Day 33: Smelting
felt bad today but not nearly as bad as yesterday. We start today with
Mike B loading up the crucible with the gold powder and also some other
bits and pieces to make sure it is purified and forms an ingot. Then the
furnace is loaded with hot coals and charcoal and the bellows put in.
We all take it in turns to man the bellows and spend the day trying to
raise and maintain the temperature.
I think about how
we could measure the temp, or at least show that the temp is rising. Try
out a range of experiments to make a thermocouple, but although the ideas
work the indication on our metre was very small and basically useless.
I do, however, have a real Rough Science brainwave! I realise that I could
use the tungsten filament from a standard house light-bulb as a resistance
thermometer. So I carefully break a bulb and leave the filament in tact.
Then I wire this to the metre set to read resistance. At room temp the
resistance is low, about 20 ohms. But on heating with a cigarette lighter
it goes way up to about 1000 ohms. So I wire the bulb up as well as I
can and then put it into the furnace via the chimney. I wanted to see
if we could measure the temp going up when we operated the bellows for
a while. This we did and the metre pointer certainly did move around as
the bellows were pimped showing the temperature changing.
we want to know what temp it is as near as possible to the crucible.
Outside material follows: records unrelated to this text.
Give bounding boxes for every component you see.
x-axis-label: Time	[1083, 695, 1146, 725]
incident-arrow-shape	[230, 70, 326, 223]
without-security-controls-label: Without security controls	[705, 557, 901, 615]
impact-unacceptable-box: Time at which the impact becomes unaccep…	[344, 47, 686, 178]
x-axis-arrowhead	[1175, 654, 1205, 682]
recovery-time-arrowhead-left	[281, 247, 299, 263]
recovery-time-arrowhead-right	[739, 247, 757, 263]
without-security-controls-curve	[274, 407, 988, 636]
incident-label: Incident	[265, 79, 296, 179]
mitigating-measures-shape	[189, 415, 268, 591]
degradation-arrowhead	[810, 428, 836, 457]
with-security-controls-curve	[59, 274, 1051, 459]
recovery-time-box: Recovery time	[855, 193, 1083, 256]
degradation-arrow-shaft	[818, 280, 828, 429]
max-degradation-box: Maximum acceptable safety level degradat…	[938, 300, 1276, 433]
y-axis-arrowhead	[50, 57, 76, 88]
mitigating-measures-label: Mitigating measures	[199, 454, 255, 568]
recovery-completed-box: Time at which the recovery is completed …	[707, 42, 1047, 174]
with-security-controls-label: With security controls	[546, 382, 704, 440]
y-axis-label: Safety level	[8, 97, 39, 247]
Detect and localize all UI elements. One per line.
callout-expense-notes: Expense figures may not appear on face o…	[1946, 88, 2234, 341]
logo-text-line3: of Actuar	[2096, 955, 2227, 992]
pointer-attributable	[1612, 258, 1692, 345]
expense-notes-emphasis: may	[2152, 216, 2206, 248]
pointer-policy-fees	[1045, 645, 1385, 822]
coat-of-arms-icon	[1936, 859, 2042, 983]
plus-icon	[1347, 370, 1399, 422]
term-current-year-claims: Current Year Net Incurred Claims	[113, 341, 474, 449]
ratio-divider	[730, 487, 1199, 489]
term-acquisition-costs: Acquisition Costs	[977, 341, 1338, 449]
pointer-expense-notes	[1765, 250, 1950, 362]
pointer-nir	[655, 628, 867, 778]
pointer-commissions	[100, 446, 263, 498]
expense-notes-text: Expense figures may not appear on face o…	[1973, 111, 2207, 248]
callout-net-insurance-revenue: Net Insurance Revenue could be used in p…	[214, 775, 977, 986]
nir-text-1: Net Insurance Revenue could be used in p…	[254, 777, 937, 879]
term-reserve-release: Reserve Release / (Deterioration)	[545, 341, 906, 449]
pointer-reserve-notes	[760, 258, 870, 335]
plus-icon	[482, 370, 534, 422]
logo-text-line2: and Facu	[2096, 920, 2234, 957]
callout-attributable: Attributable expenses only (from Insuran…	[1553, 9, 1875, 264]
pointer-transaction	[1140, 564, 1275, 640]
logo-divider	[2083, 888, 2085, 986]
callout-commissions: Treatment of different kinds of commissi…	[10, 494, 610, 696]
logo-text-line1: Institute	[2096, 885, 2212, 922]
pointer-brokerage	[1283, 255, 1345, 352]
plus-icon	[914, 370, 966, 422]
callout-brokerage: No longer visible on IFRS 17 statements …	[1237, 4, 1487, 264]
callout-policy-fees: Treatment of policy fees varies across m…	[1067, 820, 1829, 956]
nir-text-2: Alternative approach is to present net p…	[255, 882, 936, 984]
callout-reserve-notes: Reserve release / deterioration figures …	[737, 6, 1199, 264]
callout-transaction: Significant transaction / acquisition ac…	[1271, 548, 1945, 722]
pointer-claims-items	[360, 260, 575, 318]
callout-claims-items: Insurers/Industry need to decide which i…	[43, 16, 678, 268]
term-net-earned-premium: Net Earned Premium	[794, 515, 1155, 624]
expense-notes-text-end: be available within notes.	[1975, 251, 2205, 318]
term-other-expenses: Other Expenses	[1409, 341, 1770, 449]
At
least, we want to know if we are hot enough in principle to melt gold.
So what we did was to put a copper ring (securely tied to an iron wire)
onto the end of a piece of iron rod and push it into the hot coals near
to the crucible. We removed the iron rod but had the wire to pull out
the ring later on. Now copper melts about 20 degrees higher than gold.
When we removed the iron wire a little later we found that the copper
had melted it. This told us that we had indeed reached the melting point
of gold in our furnace!!
Knowing that the furnace
was hot enough we felt very pleased about our efforts. We kept on pumping
the bellows till the end of the day and then left the furnace with our
precious cargo of gold to cool overnight.